The Ross of Mull (Scottish Gaelic: An Ros Mhuileach) is the largest peninsula of the Isle of Mull, about 28 km long, and makes up the south-western part of the island. It is bounded to the north by Loch Scridain and to the south by the Firth of Lorne. The main villages are Bunessan and Fionnphort, with smaller settlements including Ardtun, Camas, Carsaig, Knockan, Pennyghael and Uisken. Knocknafenaig, Suidhe, and Shiaba are three of the many cleared settlements on the Ross.

Historically the area's main industries consisted of crofting, fishing, kelp, and granite quarries.
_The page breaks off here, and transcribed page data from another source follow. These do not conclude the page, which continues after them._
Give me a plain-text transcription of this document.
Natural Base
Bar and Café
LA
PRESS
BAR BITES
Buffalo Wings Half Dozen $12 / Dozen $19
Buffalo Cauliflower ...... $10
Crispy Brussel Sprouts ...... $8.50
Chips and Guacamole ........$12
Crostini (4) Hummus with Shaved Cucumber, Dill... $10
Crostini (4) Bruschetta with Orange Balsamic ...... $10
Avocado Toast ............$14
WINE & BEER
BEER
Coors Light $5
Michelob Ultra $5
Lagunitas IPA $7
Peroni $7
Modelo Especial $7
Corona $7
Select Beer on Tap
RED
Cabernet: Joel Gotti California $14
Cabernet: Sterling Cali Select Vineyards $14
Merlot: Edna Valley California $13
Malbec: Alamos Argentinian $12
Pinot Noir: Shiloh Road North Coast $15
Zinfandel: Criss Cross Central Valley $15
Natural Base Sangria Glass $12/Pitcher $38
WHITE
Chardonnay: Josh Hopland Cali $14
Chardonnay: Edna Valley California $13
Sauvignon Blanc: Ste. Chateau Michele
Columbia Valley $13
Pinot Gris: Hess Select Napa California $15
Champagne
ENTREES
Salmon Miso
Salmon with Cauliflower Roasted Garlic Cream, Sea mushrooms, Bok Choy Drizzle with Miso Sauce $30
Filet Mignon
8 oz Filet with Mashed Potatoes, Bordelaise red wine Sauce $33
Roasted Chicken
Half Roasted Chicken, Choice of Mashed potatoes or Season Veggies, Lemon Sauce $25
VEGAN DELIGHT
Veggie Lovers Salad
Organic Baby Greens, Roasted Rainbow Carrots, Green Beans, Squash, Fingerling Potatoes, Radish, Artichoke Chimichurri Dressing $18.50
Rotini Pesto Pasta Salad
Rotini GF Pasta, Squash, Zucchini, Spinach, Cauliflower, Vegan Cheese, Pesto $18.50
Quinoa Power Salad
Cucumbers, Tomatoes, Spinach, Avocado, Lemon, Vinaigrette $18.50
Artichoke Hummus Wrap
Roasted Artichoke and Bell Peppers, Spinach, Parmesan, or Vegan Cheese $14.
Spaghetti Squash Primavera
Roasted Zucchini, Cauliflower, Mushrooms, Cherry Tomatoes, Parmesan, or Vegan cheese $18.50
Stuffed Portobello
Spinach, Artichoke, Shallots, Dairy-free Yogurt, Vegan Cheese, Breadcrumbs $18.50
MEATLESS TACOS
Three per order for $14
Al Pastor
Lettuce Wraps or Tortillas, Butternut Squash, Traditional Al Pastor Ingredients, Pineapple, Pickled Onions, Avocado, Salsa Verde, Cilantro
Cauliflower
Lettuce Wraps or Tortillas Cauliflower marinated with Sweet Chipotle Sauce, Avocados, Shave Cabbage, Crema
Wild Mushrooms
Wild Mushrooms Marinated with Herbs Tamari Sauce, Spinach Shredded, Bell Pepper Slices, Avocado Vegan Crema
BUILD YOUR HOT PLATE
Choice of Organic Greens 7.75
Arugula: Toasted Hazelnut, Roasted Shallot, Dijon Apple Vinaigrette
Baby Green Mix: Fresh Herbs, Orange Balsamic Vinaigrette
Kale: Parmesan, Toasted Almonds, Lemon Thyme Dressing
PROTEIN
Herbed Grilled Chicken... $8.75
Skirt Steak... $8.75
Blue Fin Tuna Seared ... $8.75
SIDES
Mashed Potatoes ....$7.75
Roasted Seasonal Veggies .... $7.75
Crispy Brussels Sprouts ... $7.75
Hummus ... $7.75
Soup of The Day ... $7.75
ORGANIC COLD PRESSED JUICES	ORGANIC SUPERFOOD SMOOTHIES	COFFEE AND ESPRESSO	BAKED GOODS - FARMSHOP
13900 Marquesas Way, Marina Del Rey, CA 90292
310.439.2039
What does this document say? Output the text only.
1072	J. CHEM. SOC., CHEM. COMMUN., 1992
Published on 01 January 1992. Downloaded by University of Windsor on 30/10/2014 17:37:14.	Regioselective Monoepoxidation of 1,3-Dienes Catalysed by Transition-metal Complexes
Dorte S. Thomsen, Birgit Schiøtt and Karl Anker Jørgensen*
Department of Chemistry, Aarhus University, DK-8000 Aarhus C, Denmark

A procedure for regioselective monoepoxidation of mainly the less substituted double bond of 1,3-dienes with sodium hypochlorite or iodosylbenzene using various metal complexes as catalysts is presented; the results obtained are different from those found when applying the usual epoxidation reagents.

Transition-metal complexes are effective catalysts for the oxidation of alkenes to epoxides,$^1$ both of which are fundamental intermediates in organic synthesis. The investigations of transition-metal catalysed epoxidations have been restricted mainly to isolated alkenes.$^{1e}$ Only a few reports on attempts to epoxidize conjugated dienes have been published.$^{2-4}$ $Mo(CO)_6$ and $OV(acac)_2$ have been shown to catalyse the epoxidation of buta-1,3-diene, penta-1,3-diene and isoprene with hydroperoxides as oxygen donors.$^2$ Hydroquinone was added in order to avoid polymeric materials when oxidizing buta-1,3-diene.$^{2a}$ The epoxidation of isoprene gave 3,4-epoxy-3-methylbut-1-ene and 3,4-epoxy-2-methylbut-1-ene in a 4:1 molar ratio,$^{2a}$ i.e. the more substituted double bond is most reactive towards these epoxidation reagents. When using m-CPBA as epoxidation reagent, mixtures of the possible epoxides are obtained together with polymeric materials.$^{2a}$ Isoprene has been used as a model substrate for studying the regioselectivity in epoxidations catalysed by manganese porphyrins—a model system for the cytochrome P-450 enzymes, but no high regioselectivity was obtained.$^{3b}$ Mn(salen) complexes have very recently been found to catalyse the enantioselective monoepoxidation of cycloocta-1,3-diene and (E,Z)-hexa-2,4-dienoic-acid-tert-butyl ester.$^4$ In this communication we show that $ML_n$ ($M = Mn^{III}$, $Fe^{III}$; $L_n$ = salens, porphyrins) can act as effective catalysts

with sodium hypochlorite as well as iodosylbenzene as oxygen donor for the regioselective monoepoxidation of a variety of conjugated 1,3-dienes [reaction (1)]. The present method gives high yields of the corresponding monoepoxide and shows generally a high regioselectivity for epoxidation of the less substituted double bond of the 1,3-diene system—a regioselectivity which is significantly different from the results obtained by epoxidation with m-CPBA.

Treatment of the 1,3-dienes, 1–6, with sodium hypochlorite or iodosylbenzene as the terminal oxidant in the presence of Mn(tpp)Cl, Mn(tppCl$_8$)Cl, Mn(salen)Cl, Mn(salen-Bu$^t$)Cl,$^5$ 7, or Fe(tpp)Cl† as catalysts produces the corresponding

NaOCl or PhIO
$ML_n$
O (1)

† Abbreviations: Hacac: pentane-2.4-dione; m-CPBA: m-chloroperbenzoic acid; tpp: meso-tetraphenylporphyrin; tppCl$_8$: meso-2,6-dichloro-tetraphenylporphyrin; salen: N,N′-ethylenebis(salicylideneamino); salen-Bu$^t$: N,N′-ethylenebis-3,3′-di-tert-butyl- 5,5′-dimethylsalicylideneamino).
By 2011 this had shifted with tourism becoming the greatest employer accounting for 29% of employment, while between them farming and fishing made up 15%.

The 1886 novel Kidnapped by Robert Louis Stevenson is partially set on the island of Erraid, a tidal island to the south west of the Ross of Mull.

The 1945 film I Know Where I'm Going!, directed by Michael Powell and Emeric Pressburger, was principally shot on Mull, using Carsaig as a headquarters, and references the fictional "Isle of Kiloran", which was based on Colonsay. Other scenes were shot at Duart Castle and Calgary. Also shot there was The Silent Storm, starring Damian Lewis and Andrea Riseborough.